Gibbons explained that the training has already seen positive results within the NSW Police Service; the NSW Fire Brigade; Price Waterhouse Coopers; Ernest and Young; and NASA, which routinely train astronauts and pilots in the Autogenic Training Programme to adapt to the psychological and physical stressors of space travel.
"Every organisation has its own unique combination of environmental factors that can affect the resilience and performance of their employees," she stated.

"In the mining industry for example, workers aren't only dealing with complex problems under difficult and often hazardous environmental circumstances, many are also often dealing with psychosocial disadvantages because of the remote location of their work.

"On top of this, normal personal routines are disrupted to fit in with the work cycles of the mining operations. The fact of the matter is that stress is rarely compartmentalised - for fly in fly out miners stress at work affects home life and stress at home affects work life.

"Little by little, workers find that they are struggling to cope without really being able to identify the core reason. This is not a sign of weakness. It is a very real and a very common problem for workers in mining and an integrated approach at the organisational level can do a lot in mitigating the risk of the negative impact of this 'stress creep'."

Gibbons said the Autogenic Training Programme equips workers with tools that build up their mental and physical resilience so that they can deal more effectively with both personal and work-place stressors.
"When the workforce learns to self-regulate their psychophysiological responses there is improved staff morale, lower staff turnover, lower incidence of work place accidents, reduced number of stress and other injury claims, less sick leave and higher productivity."

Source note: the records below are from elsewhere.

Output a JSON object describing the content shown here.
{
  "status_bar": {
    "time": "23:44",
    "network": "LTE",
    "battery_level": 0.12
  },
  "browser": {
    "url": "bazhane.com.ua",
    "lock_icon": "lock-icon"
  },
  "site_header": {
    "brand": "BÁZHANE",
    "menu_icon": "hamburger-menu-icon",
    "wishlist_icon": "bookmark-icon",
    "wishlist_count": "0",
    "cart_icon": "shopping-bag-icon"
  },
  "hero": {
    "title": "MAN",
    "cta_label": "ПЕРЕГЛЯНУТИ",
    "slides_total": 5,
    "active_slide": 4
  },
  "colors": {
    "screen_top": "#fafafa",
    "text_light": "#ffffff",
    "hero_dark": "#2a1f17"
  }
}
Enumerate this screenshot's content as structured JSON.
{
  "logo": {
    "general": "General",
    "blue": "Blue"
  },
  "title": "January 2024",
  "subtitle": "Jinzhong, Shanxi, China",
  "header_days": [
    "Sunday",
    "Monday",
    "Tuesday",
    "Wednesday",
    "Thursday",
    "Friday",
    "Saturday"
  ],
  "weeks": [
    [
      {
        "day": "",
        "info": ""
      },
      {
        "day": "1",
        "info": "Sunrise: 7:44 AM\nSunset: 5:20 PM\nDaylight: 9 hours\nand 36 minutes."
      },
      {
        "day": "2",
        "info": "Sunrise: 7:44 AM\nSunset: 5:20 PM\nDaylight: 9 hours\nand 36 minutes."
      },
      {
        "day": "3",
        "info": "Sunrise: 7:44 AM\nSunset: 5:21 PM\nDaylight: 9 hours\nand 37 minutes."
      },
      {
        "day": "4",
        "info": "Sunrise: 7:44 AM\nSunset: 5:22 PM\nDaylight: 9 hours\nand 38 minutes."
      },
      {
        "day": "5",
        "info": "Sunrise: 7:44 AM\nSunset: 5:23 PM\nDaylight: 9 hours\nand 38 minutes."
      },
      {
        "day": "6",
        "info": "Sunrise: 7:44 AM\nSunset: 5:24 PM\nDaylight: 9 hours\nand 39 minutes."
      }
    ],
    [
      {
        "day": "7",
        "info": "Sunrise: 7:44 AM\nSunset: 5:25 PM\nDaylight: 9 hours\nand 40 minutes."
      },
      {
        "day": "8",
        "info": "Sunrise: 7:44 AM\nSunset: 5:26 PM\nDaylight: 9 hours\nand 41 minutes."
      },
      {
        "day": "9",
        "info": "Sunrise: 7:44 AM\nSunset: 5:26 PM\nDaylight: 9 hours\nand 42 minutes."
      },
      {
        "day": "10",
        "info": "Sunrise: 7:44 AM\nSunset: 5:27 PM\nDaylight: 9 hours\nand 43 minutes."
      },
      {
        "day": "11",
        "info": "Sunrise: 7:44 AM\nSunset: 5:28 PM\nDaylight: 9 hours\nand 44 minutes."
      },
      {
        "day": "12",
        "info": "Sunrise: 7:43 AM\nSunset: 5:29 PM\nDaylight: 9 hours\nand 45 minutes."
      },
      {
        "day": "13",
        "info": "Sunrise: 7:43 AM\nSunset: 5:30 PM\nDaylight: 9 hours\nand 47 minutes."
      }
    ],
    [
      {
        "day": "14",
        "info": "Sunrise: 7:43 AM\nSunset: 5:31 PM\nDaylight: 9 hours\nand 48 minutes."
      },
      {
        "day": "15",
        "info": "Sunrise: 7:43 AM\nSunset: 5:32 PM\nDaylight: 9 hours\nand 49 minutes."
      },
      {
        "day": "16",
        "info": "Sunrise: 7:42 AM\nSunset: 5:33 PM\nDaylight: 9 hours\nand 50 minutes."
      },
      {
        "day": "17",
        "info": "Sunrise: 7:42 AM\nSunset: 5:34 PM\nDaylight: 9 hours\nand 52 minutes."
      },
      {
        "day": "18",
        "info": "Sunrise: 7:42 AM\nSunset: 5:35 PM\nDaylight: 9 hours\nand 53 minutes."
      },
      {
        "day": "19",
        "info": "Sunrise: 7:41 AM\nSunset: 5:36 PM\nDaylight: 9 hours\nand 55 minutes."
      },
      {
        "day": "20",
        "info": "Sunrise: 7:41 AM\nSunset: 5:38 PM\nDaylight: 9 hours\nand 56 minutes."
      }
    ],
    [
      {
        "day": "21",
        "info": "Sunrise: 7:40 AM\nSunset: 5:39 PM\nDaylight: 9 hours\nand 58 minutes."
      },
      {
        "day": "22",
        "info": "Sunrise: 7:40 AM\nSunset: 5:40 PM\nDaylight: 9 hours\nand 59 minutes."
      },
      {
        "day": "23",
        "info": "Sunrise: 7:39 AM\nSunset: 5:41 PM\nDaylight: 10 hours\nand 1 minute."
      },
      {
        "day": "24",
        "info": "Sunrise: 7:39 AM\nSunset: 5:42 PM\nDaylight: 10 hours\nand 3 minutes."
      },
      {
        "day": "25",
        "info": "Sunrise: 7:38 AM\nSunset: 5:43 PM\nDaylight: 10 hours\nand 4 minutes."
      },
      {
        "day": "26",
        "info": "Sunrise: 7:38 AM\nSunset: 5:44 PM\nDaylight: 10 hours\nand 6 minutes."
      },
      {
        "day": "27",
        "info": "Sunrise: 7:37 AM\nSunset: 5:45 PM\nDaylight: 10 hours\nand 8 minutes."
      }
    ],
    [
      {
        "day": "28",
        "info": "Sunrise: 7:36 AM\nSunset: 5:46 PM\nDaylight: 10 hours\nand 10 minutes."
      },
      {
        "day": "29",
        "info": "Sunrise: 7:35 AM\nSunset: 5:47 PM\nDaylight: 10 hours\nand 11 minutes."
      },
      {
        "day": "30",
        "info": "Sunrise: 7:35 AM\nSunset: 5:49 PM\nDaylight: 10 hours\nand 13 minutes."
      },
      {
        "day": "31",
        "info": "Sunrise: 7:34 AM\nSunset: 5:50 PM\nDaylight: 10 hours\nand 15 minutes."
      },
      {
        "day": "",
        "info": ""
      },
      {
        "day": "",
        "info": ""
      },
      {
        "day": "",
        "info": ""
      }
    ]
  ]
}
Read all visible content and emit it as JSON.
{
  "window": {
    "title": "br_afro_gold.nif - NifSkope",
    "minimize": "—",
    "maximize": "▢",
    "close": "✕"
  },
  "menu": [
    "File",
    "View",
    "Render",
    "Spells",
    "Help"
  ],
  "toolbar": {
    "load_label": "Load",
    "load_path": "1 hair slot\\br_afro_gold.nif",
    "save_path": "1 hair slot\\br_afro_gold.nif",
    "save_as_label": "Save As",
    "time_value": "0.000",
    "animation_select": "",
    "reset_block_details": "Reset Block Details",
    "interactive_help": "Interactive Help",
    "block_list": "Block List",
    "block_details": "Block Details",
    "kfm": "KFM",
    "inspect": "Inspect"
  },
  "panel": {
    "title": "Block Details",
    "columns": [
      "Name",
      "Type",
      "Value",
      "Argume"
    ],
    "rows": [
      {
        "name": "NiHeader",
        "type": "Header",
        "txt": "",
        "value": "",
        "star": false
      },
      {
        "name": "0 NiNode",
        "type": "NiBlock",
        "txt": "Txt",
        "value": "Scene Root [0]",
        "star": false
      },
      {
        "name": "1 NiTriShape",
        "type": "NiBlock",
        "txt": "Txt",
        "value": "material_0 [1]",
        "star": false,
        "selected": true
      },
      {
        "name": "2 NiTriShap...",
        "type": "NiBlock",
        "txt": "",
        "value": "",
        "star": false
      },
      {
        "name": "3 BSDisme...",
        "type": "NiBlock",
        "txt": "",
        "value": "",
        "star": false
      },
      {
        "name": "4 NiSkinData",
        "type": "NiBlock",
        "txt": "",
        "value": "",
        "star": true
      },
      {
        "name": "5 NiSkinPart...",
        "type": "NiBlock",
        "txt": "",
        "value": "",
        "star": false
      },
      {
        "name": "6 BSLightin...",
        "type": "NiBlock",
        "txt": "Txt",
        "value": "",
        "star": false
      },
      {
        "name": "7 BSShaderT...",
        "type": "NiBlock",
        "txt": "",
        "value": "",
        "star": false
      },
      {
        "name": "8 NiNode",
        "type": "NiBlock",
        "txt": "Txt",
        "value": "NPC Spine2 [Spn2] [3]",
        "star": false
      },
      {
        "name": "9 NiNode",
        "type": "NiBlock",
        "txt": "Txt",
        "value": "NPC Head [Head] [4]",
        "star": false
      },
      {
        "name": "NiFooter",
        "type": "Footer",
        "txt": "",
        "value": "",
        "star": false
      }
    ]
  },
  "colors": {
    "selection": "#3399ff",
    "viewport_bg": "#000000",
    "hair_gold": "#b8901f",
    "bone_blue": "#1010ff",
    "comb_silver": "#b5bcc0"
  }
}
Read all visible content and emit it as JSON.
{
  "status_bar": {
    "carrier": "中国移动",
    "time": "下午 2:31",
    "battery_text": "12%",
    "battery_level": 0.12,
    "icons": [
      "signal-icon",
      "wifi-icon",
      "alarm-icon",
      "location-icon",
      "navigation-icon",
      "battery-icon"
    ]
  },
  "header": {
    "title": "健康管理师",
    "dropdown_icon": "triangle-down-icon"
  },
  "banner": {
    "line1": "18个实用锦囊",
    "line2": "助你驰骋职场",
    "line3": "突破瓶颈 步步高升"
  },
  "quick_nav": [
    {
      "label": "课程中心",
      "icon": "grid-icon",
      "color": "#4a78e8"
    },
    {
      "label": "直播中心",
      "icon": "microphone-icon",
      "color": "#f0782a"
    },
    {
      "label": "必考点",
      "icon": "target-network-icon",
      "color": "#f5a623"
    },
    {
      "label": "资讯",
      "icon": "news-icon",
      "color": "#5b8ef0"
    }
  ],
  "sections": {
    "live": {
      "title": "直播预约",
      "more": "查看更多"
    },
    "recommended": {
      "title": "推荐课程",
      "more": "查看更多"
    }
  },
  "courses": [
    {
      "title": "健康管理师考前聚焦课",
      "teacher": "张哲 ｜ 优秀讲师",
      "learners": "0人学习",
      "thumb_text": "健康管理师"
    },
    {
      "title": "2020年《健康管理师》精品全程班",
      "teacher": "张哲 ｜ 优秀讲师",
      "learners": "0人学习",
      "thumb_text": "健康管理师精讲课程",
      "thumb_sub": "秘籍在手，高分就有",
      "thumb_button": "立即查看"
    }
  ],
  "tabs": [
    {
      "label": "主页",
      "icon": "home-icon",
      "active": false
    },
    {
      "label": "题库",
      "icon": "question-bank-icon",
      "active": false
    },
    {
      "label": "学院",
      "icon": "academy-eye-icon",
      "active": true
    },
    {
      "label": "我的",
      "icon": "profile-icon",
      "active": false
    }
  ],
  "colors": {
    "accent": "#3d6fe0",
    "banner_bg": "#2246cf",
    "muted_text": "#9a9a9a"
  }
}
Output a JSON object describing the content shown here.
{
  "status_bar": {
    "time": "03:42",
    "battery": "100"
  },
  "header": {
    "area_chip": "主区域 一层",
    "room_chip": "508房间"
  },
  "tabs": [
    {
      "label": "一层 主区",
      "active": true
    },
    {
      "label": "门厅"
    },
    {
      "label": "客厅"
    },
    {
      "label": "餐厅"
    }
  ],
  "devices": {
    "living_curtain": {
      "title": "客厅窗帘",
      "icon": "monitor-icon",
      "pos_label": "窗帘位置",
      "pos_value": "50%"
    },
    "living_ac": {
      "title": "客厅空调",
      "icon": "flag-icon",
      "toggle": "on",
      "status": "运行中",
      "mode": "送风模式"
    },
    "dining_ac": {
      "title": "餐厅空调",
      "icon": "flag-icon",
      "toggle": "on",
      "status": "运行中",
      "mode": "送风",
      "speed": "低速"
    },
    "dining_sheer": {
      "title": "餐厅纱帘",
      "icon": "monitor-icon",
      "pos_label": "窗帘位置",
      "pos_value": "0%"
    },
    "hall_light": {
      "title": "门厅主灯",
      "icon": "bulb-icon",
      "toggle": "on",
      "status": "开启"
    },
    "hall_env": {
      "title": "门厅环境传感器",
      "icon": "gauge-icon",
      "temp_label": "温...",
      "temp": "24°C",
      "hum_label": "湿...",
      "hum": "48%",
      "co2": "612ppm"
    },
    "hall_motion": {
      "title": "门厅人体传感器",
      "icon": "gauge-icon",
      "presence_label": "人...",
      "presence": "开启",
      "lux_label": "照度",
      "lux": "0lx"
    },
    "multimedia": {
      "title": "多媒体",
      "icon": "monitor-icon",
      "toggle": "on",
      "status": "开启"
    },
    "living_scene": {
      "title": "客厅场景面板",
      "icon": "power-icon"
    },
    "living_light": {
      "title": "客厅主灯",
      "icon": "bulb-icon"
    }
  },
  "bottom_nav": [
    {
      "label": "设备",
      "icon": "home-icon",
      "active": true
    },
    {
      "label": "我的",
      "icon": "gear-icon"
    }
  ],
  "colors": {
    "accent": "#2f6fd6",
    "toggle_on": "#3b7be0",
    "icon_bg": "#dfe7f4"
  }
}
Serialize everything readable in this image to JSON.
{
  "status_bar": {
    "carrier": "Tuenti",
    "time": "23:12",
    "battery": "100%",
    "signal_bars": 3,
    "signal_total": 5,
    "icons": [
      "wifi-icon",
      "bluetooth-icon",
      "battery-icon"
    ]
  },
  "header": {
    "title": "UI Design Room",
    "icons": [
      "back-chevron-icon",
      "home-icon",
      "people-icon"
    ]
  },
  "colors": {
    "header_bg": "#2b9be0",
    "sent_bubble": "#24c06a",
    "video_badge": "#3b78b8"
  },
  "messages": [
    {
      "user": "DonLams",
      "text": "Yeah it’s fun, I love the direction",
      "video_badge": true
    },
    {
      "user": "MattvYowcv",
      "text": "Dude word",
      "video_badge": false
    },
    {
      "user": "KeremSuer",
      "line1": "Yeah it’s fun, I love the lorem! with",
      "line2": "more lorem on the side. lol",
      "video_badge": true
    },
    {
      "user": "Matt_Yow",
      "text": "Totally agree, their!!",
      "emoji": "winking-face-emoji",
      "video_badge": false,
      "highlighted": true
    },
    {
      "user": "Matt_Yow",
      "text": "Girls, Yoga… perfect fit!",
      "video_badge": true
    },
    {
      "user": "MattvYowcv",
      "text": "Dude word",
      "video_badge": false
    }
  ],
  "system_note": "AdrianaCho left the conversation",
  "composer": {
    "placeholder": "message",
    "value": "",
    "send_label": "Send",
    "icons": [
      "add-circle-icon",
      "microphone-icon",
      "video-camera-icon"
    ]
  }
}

She described how the Autogenic mental exercises guide you into an 'Autogenic State' where you are relaxed both mentally and physically allowing for the regenerative mechanisms in the mind and body to kick in.
"For this reason I call it the Triple R technique", she said.

"It allows your mind and body to rest, repair and regenerate. It targets the detrimental effects of the build-up of negative day to day stress that can over time make us unwell and erode our ability to think and perform. I have seen workers, despite their best efforts, reach a point at work where they feel they can't go on. They either leave their job, go on Workers Compensation or carry on at work at a much reduced capacity, often making mistakes and affecting the morale of those who work with them."
One area of prime importance in the mining industry is the mitigation of the risks associated with fatigue.
"It is really important that we understand the psychophysiological dynamics of fatigue if the mining industry is to make true inroads into this problem," Gibbons stated.

"As we are aware, fatigue is a ticking time bomb. People have what we call, a Basic Rest Activity Cycle. During the day we have a period of approximately 90 minutes of alert activity followed by a 20 minute period when we feel fatigued and should strictly speaking be resting. People can override the fatigue period up to a point but it is unlikely that levels of hypervigilance will be as high in this phase of the cycle. With Autogenic Training, however, we can automatically switch on our 'Para-Sympathetic Nervous System' (the rest, repair and regeneration mode) and indulge in the ultimate power nap. In a very short period of time you can feel completely recharged and extend your period of hypervigilance at work."

"Based on improvements in imaging technology we now can see the scientific processes behind the Autogenic responses in motion, right down to the molecular level," she said.